The plot against the Big Meg is wildly and unnecessarily convoluted: the Sovs get Orlok, for whom they know the Judges are on permanent alert, to deliver the plague to Ula Danser, who can in turn release it in Sin City, so that it can infect people in Mega-City One. Why not simply use an agent nobody's heard of to deliver the bug directly to the Big Meg? (Which, of course, is what happens some years later in "Day of Chaos.") "The Doomsday Scenario" had very strongly implied that Dredd destroyed the entire New Kremlin, but apparently they've somehow gotten a new version up and running. And El Muerte being a Judge gone bad, and Dredd's personal responsibility (in his mind), would be a bit more dramatically effective if we'd seen him before, which I don't think we had--please correct me if I'm wrong.

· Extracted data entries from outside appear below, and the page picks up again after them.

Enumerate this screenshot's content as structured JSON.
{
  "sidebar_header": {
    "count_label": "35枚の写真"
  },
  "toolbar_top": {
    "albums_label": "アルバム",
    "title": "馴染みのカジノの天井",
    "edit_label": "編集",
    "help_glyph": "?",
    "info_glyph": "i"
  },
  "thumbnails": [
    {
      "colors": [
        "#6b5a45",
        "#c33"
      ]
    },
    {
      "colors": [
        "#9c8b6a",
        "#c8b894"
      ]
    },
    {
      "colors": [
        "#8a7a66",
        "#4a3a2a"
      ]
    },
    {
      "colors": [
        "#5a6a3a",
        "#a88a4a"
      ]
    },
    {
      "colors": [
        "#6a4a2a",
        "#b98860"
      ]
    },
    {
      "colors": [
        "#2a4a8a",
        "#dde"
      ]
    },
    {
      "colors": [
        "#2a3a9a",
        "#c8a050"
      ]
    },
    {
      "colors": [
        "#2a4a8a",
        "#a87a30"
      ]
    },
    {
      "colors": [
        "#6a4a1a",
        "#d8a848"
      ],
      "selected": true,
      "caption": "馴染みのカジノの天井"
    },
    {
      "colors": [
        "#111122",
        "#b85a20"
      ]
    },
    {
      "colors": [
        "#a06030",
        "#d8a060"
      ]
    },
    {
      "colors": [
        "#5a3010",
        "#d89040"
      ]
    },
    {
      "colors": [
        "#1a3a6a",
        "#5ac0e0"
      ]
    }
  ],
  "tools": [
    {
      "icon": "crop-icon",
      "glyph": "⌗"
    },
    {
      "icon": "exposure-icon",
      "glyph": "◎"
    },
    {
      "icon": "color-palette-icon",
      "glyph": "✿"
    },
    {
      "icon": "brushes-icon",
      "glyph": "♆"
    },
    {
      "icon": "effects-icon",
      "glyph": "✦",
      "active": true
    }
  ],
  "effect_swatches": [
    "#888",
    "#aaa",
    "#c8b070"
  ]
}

The three follow-ups are all smart and surprising, though, and densely packed in that uniquely Wagnerian way. "Case for the Defence" reopens the very good question of whether Dredd's genocide of East-Meg One was necessary, or even did any good for his cause. ("Day of Chaos" is a pretty convincing argument that it did vastly more harm than good even for a best-case scenario.) Setting up some sort of equivalency between Dredd's actions and Orlok's is a fair point, but "you did the same thing!" is hardly a defense. It finally establishes something like the long-missing motivation for why the Sovs would have launched a biological attack and land invasion of Mega-City One in 2104--they'd seen a (contingency?) plan for a first strike from MC1. But it sure didn't look like that at the time, and it's also not clear what either side would have stood to gain from attacking the other.

(The questions of proportionality and discrimination are also swept away from the discussion as soon as they're brought up. Looking at the end of "The Apocalypse War" now, everyone's actions are dramatic but borderline nonsensical. How, for instance, do you accept surrender from a state that you've literally bombed to a cinder? What does surrender even mean under those conditions?)

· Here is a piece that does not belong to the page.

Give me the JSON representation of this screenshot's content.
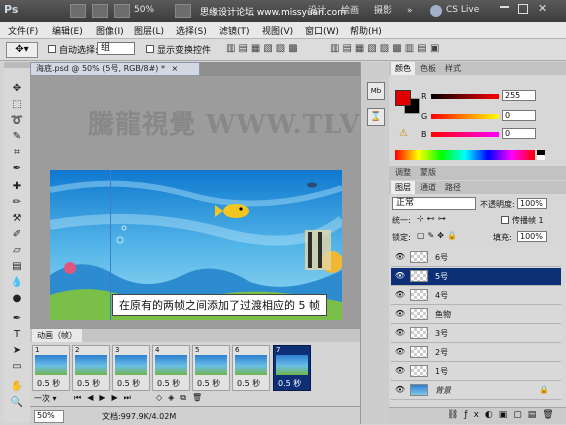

"Reprisal" is an odd duck: it picks up on a thread its artist Paul Marshall and writer Garth Ennis had established eight years earlier in the not-very-good spinoff "The Corps," concerning the Space Corps and its genetic infantry. (Which hints that Dredd is in the same universe as Rogue Trooper, an idea that's never struck me as particularly useful.) Has anything been seen since of Commander Kreig, who doesn't seem to be any relation to Harmony Krieg?

It's nice to see a Brian Bolland cover on the first half of "The Trial of Orlok"--his first in almost nine years--but the really extraordinary thing about that story is what doesn't happen in it. The formula for every "archvillain taken into custody" story ever is that the villain makes some kind of last-minute escape, or there's some legal technicality that forces the villain to be set free, or something along those lines. So when Orlok's escape attempt at the end of the story fails and is followed by an on-panel execution, it's a genuine shock: this never happens. It's not "realism," exactly--asking for realism in science fiction always seems like a dubious proposition--but a very smart snapping of genre conventions, and a reminder that the stakes in Judge Dredd stories tend to be pretty high.